Justine mostra a nós expectadores, e a Claire, que podem-se criar regras, segui-las fielmente, mas nada disso irá impedir que a vida cumpra a única certeza a nós imposta: A finitude da matéria. Seja através do suicídio, da morte natural ou de uma terrível catástrofe. E é no ponto em que tudo isso fica claro que o filme se torna desesperador, sufocante. O público tem vontade de gritar, mas não o faz, espera tenso pelo que tem a ser mostrado. O final se aproxima. Os pelos erriçam-se, os olhos se arregalam e a respiração é presa. É triste ver a beleza do final, ao saber que não poderá ser contemplada de tal maneira quando o fim de fato chegar. Os créditos começam e o público ainda demora a se mexer. Atordoados, saem da sala de exibição a passos lentos e cambaleantes, trocando olhares com misto de pena e compreensão.
Lars Von Trier exterioriza sua temática com primor. Os desprezo pelas convenções por sua falta de importância não se aplica só a Justine, mas também aos planos, os movimentos de câmera, as transições entre planos, a montagem final e as próprias atuações em si. Tudo foge do que é comumente aceitável. Mas não se enganem, é tudo belíssimo. O que cria duas possibilidades: Ou a câmera possui uma bizarra sensibilidade, ou Trier é uma criatura perversa, genial e manipuladora. Fico com a segunda opção.
Charlotte Gainsbourg esta esplêndida no papel de Claire. Charlotte se mostra familiarizada com a câmera de Trier, e dança junto com ela em uma atuação segura e poderosa. Kirsten Dunst, até então considerada uma atriz mediana, revela-se capaz de criar Justine, uma personagem fora do comum e ao mesmo tempo palpável. De forma magnífica, Dunst entra para a sala de troféus de Trier, que conta com Charlotte Gainsbourg (Por Antichrist), Nicole Kidman (Por Dogville) e Björk (Por Dancer In The Dark).

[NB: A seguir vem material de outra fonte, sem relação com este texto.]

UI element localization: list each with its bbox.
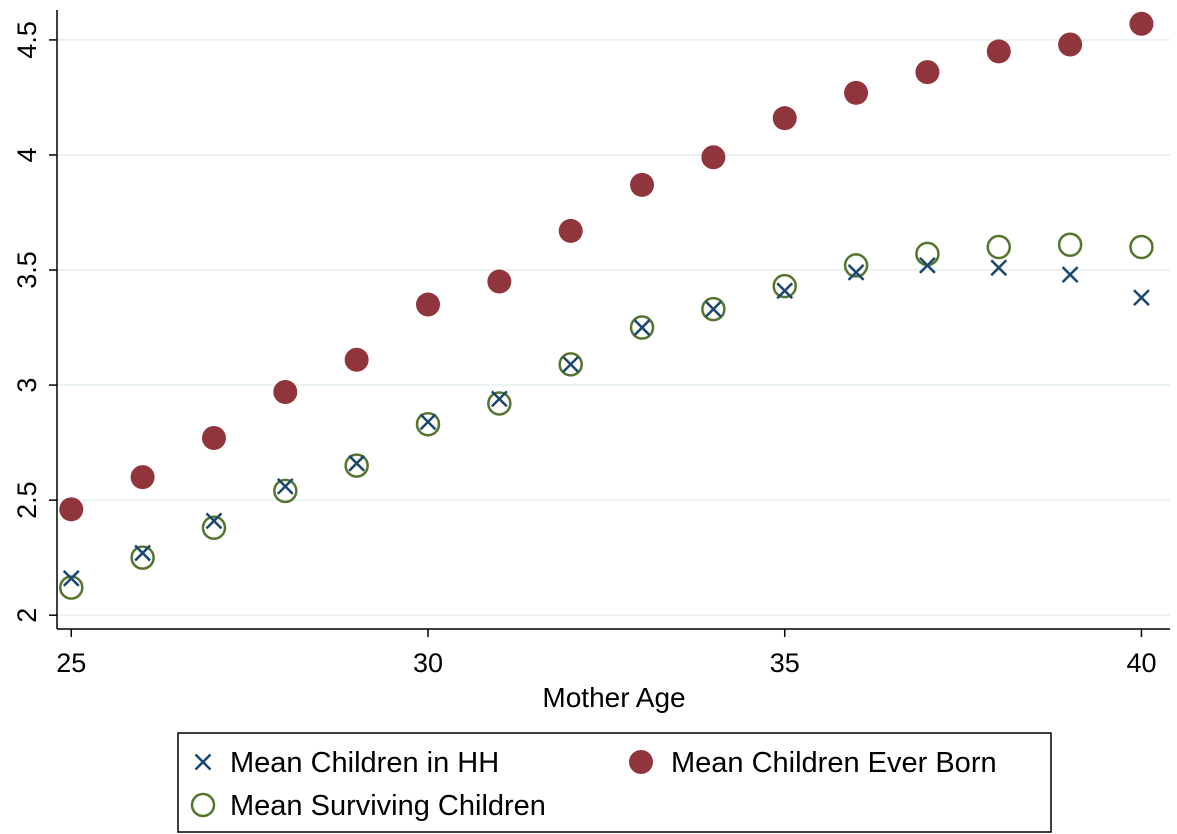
data-point	[205, 512, 223, 530]
data-point	[986, 234, 1012, 260]
x-marker-stroke	[205, 512, 223, 530]
x-marker-stroke	[419, 413, 437, 431]
x-axis-title: Mother Age	[542, 682, 685, 713]
data-point	[344, 347, 369, 372]
x-marker-stroke	[919, 257, 936, 274]
data-point	[633, 319, 651, 336]
data-point	[273, 478, 298, 504]
data-point	[273, 379, 298, 404]
data-point	[62, 569, 80, 587]
x-marker-stroke	[705, 300, 722, 318]
legend: Mean Children in HH Mean Children Ever Bo…	[177, 732, 1052, 833]
data-point	[487, 269, 512, 294]
data-point	[915, 60, 940, 85]
data-point	[844, 80, 869, 105]
x-marker-stroke	[348, 454, 366, 472]
legend-label: Mean Children in HH	[230, 747, 499, 779]
data-point	[701, 145, 726, 170]
x-tick-label: 25	[56, 648, 86, 678]
data-point	[847, 263, 865, 281]
data-point	[344, 453, 369, 478]
legend-item: Mean Children Ever Born	[629, 747, 997, 779]
data-point	[705, 300, 722, 318]
x-marker-stroke	[633, 319, 651, 336]
x-marker-stroke	[1061, 266, 1079, 284]
x-marker-stroke	[776, 282, 794, 300]
data-point	[134, 544, 151, 562]
x-marker-stroke	[194, 753, 212, 771]
data-point	[276, 477, 294, 495]
y-tick-label: 2.5	[12, 481, 42, 519]
y-tick-label: 4.5	[12, 21, 42, 59]
data-point	[419, 413, 437, 431]
data-point	[629, 315, 655, 340]
data-point	[348, 454, 366, 472]
data-point	[990, 259, 1008, 277]
legend-marker	[190, 792, 216, 818]
data-point	[490, 390, 508, 408]
data-point	[1058, 32, 1083, 57]
data-point	[59, 497, 84, 522]
x-marker-stroke	[490, 390, 508, 408]
series-mean-surviving-children	[59, 232, 1154, 600]
axes	[49, 10, 1170, 637]
data-point	[776, 282, 794, 300]
y-tick-label: 2	[12, 608, 42, 623]
data-point	[1133, 289, 1150, 307]
y-tick-label: 3.5	[12, 251, 42, 289]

Na pele de John, marido de Claire, Kiefer Sutherland desempenha com brilho o típico homem rico, que acredita que o mundo gira em torno do próprio umbigo. Enquanto John Hurt interpreta o pai das irmãs com um humor soberbo, que arranca sorrisos da platéia em meio aos momentos mais obscuros. Charlotte Rampling é outra coadjuvante que se destaca, sua Gaby chega a parecer uma Justine mais velha e sincera. No entanto, somos levados a crer que seu ponto de vista se dá através rancor, e não de um instinto natural com o de Claire.
Lars Von Trier é um cineasta conhecido por muitos como fetichista e pretensioso, mas muitos dos seus algozes teriam de admirar a respeitável sobriedade com que Trier trata o personagem infantil da trama: O filho de Claire. A olhar puro do personagem sobre o mundo, e a forma como é poupado de toda a sujeira dos adultos, é louvável tendo em vista o caos criado por Trier. Mesmo que o personagem tenha conhecimento do fim, ele o encara como uma criança normal, com uma espécie de bonita naturalidade.
Não há como falar de Melancholia sem deixar de citar a fotografia estranhamente harmoniosa, tendo em vista a câmera instável e incerta de Trier. São impecáveis, a iluminação amarelada da festa (Que lembra em alguns momentos iluminação por velas) e a projeção azulada do planeta sobre os personagens. A naturalidade fotográfica criada em meio ao que poderia se chamar de sobrenatural, dado o contexto incomum em que o filme se insere, é obra de mestre.
Melancholia é um grande filme em todo o seu conjunto. Capaz de fazer refletir por horas a fio. O que obviamente só aumenta a aflição por ele deixada. Lars Von Trier é direto: O fim é um fim em si mesmo. Ou algo do gênero. O que importa é que depois que o filme termina, não há mais como se ver o mundo com os mesmos olhos. Melancholia é acima de tudo, inquietante e perturbador.